In 1893 she strived for international expansion and travelled to Europe on a business tour. Over a two month voyage she was able to secure orders from England, Scotland, France, and Germany. This trip is counted amongst the first attempts by an American manufacturer to globalize their business.
The business continued to flourish mainly due to Kate’s hard work and steely determination and became the leading U.S. producer of gear cutting machinery prior to World War I.
Kate resigned from Gleason Works in 1913 due to some family conflicts. Then she took up appointment as Receiver in Bankruptcy for the Ingle Machine Company in East Rochester.
In another first for an American woman, she was made the President of the First National Bank of East Rochester, in 1918. She had always been interested in humanitarian causes and this position helped her in furthering her efforts in this direction.

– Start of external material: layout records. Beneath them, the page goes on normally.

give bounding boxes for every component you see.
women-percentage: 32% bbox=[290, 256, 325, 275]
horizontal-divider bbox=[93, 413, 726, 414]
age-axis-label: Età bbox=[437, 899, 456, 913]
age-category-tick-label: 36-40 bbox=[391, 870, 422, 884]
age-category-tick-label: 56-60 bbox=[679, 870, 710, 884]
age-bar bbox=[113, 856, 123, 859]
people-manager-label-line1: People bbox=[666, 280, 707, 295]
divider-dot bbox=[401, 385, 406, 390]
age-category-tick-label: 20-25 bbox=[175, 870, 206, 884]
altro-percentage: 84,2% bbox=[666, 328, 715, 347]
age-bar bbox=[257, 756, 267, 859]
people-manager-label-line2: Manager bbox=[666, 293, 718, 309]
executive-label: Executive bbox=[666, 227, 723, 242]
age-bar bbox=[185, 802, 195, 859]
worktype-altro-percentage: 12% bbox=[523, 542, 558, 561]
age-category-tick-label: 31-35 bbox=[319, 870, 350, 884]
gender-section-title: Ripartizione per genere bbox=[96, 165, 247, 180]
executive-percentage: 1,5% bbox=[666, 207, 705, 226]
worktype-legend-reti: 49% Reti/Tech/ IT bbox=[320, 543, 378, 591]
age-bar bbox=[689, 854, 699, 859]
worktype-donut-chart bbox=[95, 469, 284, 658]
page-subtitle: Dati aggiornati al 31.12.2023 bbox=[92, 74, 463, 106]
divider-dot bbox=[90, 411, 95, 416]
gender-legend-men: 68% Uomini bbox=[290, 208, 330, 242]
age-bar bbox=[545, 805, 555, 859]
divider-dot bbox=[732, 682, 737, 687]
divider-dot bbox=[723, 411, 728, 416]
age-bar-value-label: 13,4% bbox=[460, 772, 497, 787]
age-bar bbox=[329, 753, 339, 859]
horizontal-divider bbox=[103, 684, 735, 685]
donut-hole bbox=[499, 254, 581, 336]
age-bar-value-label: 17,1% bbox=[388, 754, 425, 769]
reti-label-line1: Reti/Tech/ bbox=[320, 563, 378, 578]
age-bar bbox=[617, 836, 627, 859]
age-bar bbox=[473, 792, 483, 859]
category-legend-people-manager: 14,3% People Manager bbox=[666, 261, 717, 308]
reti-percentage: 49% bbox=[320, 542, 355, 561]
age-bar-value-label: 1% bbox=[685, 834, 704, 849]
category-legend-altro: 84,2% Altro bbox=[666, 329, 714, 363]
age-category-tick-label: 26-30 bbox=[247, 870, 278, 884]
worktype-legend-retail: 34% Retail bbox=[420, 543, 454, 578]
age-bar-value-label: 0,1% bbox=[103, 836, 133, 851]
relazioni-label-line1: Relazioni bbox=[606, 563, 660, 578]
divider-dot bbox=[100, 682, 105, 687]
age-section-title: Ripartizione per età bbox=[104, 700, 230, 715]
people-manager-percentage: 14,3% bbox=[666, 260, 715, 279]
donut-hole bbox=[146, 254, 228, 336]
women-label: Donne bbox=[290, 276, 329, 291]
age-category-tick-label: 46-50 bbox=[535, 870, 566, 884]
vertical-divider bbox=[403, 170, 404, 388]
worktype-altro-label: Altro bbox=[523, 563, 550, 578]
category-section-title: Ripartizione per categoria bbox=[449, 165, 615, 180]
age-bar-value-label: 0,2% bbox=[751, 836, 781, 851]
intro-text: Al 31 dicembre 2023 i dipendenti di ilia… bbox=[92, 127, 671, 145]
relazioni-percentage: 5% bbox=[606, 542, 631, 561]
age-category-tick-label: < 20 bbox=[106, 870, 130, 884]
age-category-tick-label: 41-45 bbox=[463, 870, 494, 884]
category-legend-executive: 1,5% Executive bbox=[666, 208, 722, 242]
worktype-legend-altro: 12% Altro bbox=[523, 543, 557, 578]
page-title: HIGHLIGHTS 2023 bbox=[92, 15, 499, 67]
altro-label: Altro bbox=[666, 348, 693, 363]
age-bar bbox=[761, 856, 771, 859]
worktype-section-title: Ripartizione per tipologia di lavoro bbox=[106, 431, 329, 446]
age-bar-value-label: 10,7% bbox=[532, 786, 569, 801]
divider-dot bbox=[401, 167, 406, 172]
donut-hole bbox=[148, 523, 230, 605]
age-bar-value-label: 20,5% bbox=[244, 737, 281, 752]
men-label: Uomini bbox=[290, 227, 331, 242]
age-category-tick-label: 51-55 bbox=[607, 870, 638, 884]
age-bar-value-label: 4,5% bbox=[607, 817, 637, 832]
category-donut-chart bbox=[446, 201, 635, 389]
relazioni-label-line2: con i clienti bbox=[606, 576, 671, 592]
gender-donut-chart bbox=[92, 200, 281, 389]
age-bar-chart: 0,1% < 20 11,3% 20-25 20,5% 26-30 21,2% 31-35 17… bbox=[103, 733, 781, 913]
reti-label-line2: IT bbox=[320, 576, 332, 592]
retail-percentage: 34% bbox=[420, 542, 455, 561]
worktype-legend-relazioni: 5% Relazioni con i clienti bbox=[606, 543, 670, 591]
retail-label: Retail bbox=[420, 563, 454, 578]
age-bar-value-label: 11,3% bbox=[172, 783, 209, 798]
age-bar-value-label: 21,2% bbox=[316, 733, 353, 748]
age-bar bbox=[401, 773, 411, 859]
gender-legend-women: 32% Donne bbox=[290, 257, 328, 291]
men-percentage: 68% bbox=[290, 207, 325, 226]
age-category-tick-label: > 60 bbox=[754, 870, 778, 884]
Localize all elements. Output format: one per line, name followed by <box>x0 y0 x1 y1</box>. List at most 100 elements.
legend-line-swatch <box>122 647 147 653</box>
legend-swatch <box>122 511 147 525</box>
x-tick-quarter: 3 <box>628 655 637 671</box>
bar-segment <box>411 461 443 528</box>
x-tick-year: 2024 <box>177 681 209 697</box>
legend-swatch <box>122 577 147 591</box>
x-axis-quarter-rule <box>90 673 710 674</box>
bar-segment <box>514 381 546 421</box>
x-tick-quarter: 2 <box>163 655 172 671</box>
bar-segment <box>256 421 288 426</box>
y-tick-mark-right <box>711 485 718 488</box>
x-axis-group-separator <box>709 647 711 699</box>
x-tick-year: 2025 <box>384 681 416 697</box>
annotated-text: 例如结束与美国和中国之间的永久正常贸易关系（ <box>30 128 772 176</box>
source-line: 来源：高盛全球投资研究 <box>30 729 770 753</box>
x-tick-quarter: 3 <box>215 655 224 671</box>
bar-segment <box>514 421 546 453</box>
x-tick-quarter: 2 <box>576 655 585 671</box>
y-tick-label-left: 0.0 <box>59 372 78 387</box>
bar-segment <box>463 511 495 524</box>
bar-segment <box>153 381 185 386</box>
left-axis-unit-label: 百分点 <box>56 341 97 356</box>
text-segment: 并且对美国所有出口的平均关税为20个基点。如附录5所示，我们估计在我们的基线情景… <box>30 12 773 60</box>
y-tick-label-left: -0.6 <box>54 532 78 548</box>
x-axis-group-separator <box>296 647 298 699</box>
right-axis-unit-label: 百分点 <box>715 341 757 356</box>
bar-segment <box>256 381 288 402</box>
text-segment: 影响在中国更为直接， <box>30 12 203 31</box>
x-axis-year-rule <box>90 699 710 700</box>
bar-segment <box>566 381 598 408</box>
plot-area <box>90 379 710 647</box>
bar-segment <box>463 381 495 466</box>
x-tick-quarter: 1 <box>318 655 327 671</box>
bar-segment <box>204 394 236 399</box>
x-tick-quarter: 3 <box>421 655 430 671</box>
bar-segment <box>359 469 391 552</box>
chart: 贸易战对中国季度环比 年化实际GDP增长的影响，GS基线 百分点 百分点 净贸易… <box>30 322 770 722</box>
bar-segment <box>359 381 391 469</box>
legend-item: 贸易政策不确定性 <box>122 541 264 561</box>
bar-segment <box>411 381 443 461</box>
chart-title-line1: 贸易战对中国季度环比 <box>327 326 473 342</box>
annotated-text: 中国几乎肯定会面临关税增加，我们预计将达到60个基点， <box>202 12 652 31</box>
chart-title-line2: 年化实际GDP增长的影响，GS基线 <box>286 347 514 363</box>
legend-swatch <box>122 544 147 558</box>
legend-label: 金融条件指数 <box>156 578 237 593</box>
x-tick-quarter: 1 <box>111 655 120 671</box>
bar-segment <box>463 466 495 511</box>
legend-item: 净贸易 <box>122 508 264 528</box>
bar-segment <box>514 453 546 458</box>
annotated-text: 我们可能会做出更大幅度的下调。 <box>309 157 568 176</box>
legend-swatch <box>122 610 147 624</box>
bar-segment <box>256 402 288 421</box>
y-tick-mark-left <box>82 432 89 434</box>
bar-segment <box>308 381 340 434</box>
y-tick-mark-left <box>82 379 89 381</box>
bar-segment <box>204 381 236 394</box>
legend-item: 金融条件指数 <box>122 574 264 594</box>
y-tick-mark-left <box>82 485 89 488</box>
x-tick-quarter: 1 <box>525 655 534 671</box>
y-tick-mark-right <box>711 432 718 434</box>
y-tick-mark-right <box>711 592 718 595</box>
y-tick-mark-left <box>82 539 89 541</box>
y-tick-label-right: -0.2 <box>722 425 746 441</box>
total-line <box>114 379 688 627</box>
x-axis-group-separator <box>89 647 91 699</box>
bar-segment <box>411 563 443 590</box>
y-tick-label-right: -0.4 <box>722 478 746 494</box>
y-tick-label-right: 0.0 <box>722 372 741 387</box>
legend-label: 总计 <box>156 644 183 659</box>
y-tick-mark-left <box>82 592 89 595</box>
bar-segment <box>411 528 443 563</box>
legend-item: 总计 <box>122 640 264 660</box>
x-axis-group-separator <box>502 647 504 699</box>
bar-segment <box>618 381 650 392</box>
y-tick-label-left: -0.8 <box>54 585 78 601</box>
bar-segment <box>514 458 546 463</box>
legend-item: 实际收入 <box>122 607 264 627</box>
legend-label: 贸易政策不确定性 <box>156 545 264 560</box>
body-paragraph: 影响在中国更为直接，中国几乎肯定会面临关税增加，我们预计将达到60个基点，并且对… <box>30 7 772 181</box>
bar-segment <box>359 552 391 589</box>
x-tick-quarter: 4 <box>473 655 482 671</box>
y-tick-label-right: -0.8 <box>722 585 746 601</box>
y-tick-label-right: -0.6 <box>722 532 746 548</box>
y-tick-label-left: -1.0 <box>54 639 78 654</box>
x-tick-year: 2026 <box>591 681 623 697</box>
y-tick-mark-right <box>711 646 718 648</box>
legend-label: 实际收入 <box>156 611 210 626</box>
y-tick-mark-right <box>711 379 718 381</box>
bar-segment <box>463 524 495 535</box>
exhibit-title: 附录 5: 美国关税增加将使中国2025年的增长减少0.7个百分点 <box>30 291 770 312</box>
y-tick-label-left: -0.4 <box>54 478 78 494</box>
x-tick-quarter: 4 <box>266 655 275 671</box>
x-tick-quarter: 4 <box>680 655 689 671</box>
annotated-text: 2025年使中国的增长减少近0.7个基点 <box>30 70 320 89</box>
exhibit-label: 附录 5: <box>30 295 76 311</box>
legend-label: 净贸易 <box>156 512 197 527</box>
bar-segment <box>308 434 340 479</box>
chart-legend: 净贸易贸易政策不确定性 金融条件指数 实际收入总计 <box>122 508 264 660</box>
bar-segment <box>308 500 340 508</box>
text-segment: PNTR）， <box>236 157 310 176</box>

She started eight companies, including a construction company that sold low-cost concrete box houses in East Rochester. This work led to her becoming the first female member of the American Concrete Institute.
During her later years she travelled extensively and purchased real estate in France, where she helped a town recover from the destruction and devastation of World War I.
The epitome of the modern career woman in late 19th and early 20th century America, Kate Gleason was the first woman to become a member of the American Society of Mechanical Engineers and the American Concrete Institute. She was also the first woman to serve as president of a national bank.
Kate Gleason left much of her $1.4 million estate to charitable and educational causes. Her beneficiaries include libraries, parks, and the Rochester Institute of Technology (RIT). The Kate Gleason College of Engineering at RIT is named in her honor.
Awards & Achievements
In 1914 Kate Gleason was elected to full membership in the American Society of Mechanical Engineers as its first woman member.
Personal Life & Legacy
She viewed marriage as a hindrance to her professional life and thus never married. She died of pneumonia on January 9, 1933, at the age of 67.
In 2011, the American Society of Mechanical Engineers' Foundation established the Kate Gleason Award in her honor.